Medford police deliver spirit of season

Kaitly Magarino's eyes widened with delight as Medford police officers surprised her family with more than a dozen Christmas gifts Tuesday.

After carefully unwrapping a box containing new shoes, the 6-year-old wanted to open more presents as part of the Medford Police Association's annual program that helps low-income families.

Kaitly looked at her sister, 11-year-old Marietta Magarino, who was a little reluctant to open her present in front of strangers.

"Do you want me to open it for you?" Kaitly said.

Marietta declined, then smiled after opening a box that revealed a shiny necklace.

The police association collects $10 a month from officers and receives support from other local organizations to provide gifts to 27 families, representing more than 50 children.

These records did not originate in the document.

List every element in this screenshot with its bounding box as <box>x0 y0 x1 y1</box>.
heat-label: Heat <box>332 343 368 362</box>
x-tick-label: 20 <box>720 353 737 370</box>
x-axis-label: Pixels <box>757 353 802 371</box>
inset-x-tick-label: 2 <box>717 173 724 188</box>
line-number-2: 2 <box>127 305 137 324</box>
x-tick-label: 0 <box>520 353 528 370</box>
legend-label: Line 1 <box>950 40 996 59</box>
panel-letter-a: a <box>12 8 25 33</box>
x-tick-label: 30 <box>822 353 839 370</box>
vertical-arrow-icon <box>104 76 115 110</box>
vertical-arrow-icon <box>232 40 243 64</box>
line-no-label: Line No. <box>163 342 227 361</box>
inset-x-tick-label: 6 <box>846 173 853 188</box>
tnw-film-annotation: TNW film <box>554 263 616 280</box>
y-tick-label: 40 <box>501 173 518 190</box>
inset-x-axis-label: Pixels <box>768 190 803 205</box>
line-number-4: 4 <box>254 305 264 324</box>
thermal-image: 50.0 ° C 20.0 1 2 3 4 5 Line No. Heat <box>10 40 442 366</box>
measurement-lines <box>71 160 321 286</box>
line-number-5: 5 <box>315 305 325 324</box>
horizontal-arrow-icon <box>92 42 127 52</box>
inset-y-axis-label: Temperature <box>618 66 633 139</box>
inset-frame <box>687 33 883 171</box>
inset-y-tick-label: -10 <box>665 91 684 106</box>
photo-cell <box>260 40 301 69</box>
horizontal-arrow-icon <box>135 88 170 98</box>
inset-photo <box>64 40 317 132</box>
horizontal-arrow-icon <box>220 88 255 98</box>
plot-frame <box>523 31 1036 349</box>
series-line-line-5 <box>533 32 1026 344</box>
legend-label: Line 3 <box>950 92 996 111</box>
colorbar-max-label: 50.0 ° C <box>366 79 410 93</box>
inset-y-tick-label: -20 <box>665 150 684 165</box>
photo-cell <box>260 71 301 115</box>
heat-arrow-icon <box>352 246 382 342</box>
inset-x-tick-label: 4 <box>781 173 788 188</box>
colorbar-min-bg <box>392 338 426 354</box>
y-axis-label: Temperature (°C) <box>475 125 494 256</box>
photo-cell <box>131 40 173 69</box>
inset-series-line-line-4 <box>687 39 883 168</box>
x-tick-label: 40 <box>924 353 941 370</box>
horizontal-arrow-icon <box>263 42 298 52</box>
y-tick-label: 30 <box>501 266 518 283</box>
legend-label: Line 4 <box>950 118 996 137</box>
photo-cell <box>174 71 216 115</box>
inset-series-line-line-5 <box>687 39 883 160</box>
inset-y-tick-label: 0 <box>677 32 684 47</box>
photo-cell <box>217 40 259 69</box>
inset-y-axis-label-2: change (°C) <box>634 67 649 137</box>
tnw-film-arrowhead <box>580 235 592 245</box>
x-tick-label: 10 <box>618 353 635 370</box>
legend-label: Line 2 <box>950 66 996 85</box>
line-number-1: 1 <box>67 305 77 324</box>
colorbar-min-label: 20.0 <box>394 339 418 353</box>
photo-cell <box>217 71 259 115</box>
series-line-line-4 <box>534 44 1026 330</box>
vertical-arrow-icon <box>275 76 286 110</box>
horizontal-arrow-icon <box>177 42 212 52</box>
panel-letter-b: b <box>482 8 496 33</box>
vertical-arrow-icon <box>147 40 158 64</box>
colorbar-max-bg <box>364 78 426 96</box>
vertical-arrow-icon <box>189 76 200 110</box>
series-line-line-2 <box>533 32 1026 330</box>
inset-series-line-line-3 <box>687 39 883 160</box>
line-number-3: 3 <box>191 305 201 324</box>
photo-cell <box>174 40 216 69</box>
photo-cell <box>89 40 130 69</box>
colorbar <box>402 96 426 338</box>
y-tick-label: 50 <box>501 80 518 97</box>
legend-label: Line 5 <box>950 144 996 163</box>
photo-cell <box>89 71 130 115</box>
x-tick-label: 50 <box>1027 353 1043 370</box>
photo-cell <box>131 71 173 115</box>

In another program, officers carry presents around in their trunks, which they distribute during the course of calls. The Jackson County Sheriff's Department has a similar program.

Police Officer Tim Garr and Nick Alden, a community service officer, helped deliver the packages to Kaitly and Marietta as the rest of the family watched.

Police Sgt. Chris Whipple said a network of organizations, businesses and police officers works together to make sure low-income families receive gifts.

"Without something like this, if they got any presents, it would be limited," he said.

Agencies such as the Children's Advocacy Center, Hearts with a Mission and schools all make recommendations about the families to support, he said.

Sometimes the gifts are practical, so these agencies find out shoe sizes or other information. Gifts ranged from bicycles to scientific calculators.

Rosa Menendez, 32, surrounded by her four children, said she never expected to receive so many gifts.

"Thank you so much," she told the officer.

Garr told Menendez that a lot of people who work for the city and others donated the gifts.

Garr and Menendez's son, 16-year-old Herman Menendez, also had another surprise.

Garr was Herman's soccer coach two years ago.

"He's really a fantastic player," Garr said. "He's got incredible skills."

Herman, who is still active in soccer, expressed his appreciation for all the gifts the family received.

"I was surprised," he said. "I didn't expect it. I'm very happy about it."